Mailed packages arrived by the dozens recently at the offices of Miami-Dade County Commissioners Rebeca Sosa and Sally Heyman, so many that Heyman said she had trouble getting through the door.
Inside were rubber beach sandals, hundreds of them, inscribed with handwritten messages.
They weren’t holiday presents. They were flip-flops for perceived flip-floppers.
“Some say ‘traitor,’ ” Sosa said. “I haven’t had the time to read them all.”
That is how nasty the county’s contract disputes have become with employee unions, with another commission vote coming Thursday.
Frustrated workers have been clamoring to have their pay restored as planned, after agreeing four years ago to sacrifice during the economic downturn.
Sosa, the commission chairwoman, and Heyman were targeted for initially supporting and then voting against labor last month. Eleven bargaining units are at an impasse with Mayor Carlos Gimenez’s administration over an unpopular healthcare contribution the mayor wants to continue.
Heyman said several politicians in the northeast Miami-Dade cities she represents have also received unsigned letters bashing her and encouraging potential challengers to run against her.
But the pressure has done little to dissuade her and Sosa from their votes allowing the extension of the contribution, which requires employees to give up 5 percent of their base pay for group healthcare costs. Sosa voted to end the contribution, but then switched after Gimenez said the decision would create a $56 million hole this year in the county’s $4.4 billion operating budget and lead to more than 100 layoffs.
Heyman voted against ending the entire contribution because she wanted to propose a compromise to shrink the contribution to 3 percent and phase it out.
After failing to resolve the issue last month, commissioners asked the mayor to try to negotiate a deal before bringing the matter back. The contribution was supposed to end Jan. 1, though it continued because a Gimenez veto was upheld.
Gimenez responded last week by offering the unions a 3.5 percent across-the-board pay cut, which would result in an up to 1.5 percent increase in workers’ take-home pay but cut into some employees’ pension benefits.
That was met with little enthusiasm from labor, whose leaders pointed out that the only decision commissioners can make Thursday is on the existing contribution. Gimenez noted in a memo Wednesday that the board could direct the mayor and unions to hammer out a pay cut at the bargaining table.

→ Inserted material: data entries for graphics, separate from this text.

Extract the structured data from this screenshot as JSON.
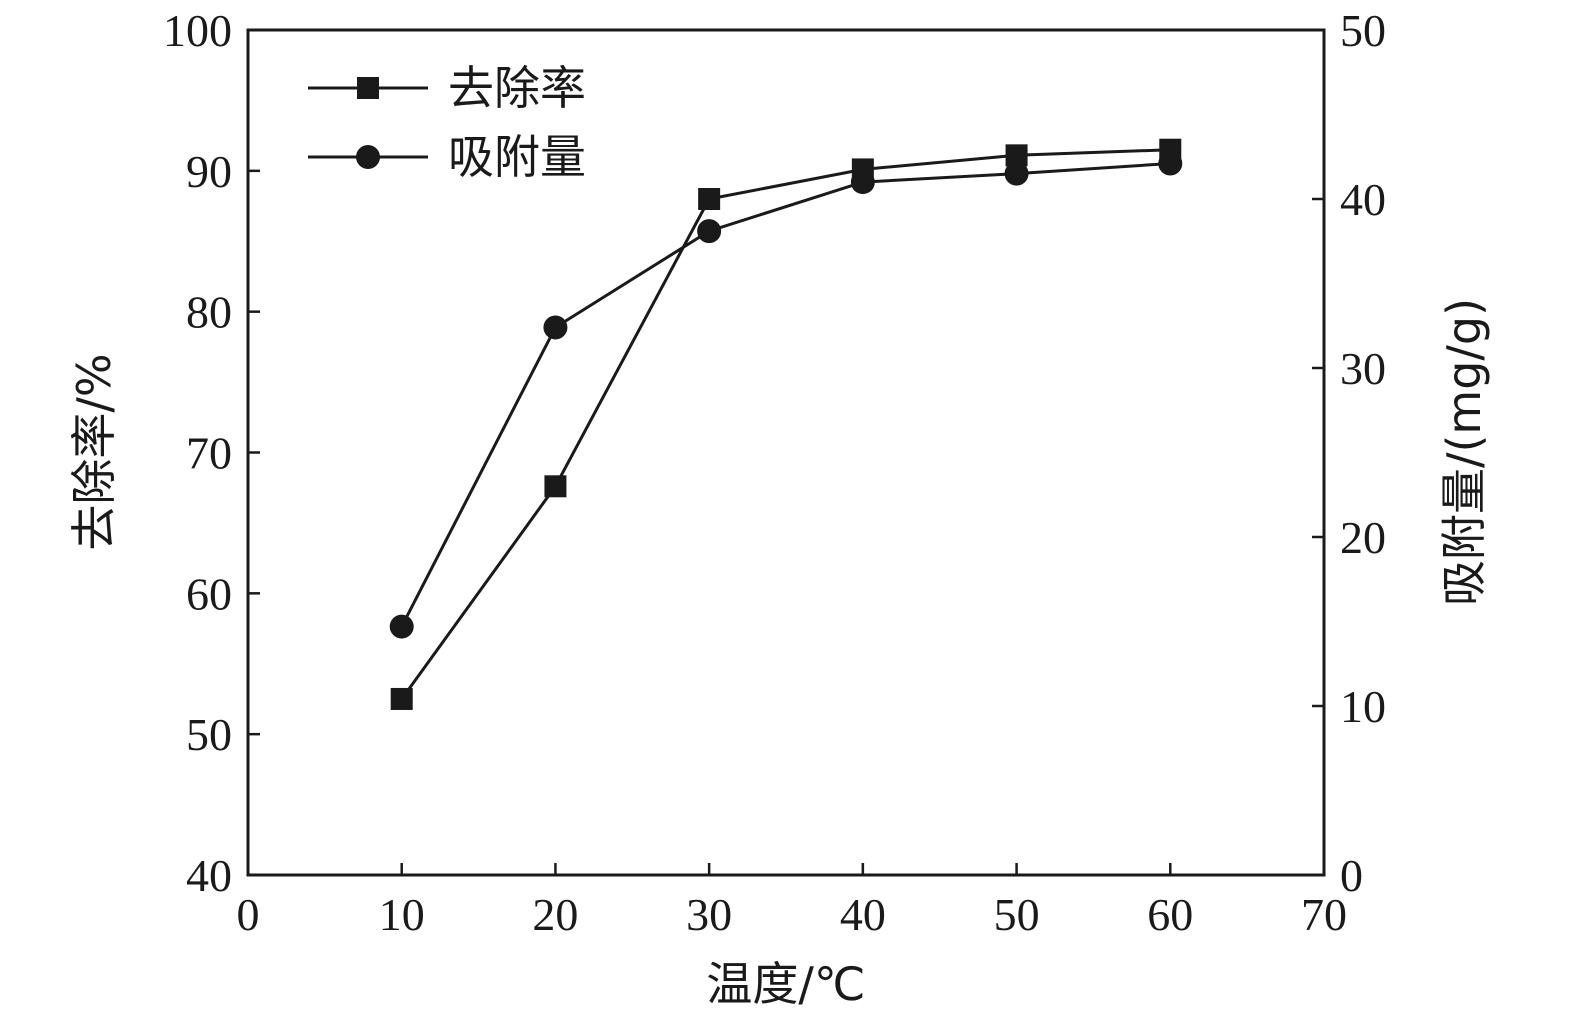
{
  "chart_data": {
    "type": "line",
    "xlabel": "温度/℃",
    "ylabel_left": "去除率/%",
    "ylabel_right": "吸附量/(mg/g)",
    "xlim": [
      0,
      70
    ],
    "ylim_left": [
      40,
      100
    ],
    "ylim_right": [
      0,
      50
    ],
    "x_ticks": [
      "0",
      "10",
      "20",
      "30",
      "40",
      "50",
      "60",
      "70"
    ],
    "y_left_ticks": [
      "40",
      "50",
      "60",
      "70",
      "80",
      "90",
      "100"
    ],
    "y_right_ticks": [
      "0",
      "10",
      "20",
      "30",
      "40",
      "50"
    ],
    "grid": false,
    "legend_position": "top-left",
    "x": [
      10,
      20,
      30,
      40,
      50,
      60
    ],
    "series": [
      {
        "name": "去除率",
        "axis": "left",
        "marker": "square",
        "values": [
          52.5,
          67.6,
          88.0,
          90.1,
          91.1,
          91.5
        ]
      },
      {
        "name": "吸附量",
        "axis": "right",
        "marker": "circle",
        "values": [
          14.7,
          32.4,
          38.1,
          41.0,
          41.5,
          42.1
        ]
      }
    ],
    "colors": {
      "line": "#1a1a1a",
      "marker": "#1a1a1a"
    }
  }
}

Yet it may be too late to hope for a negotiated solution, given how much the relationship between the two sides has deteriorated.
“Labor relations are at an all-time low,” said Mark Richard, an attorney for several unions. “There’s just no leadership coming from the mayor’s office to rally the troops.”
In his memo, Gimenez questioned unions’ willingness to negotiate, saying that only the unions representing water and sewer workers and general-government employees formally sat down to talk. Representatives from the other unions were present at one of the meetings.
“We have not received any counter proposals in an effort to resolve this impasse,” Gimenez wrote.
At the water and sewer meeting Wednesday, Gimenez’s staff proposed another alternative: reducing the healthcare contribution for workers making less than $52,000 a year to 1.65 percent, which would restore 3.35 percent of their pay.
Emilio Azoy, the union’s president, said after the meeting that it would be unfair for some workers to have to continue paying even a portion of the contribution when two other unions, representing sanitation and aviation workers, have already had the full 5 percent restored.
“It was unacceptable,” said Azoy, president of the American Federation of State, County and Municipal Employees Local 121.
No one has admitted to being behind the stunts geared at Heyman and Sosa, though it’s clear at least some unions are responsible. A couple of representatives have said as much in private.
The flip-flop packages to the commissioners came anonymously. Some of them listed, in jest, the commissioners’ own office addresses on the return label, Heyman and Sosa said. Others purported to be sent to Sosa from Heyman, or vice versa.
“I thought it was creative,” Heyman said. “The message was clear, but I didn’t even pay attention to it. You know something? Talk to me. Have a dialogue.”
“Nothing can influence me in a negative way, because there are very good employees in Miami-Dade County,” Sosa said in a separate interview. “I have to make my decisions with my conscience.”
The two commissioners have made up their minds on at least one thing, however: Both plan to donate the inscribed flip-flops to the homeless.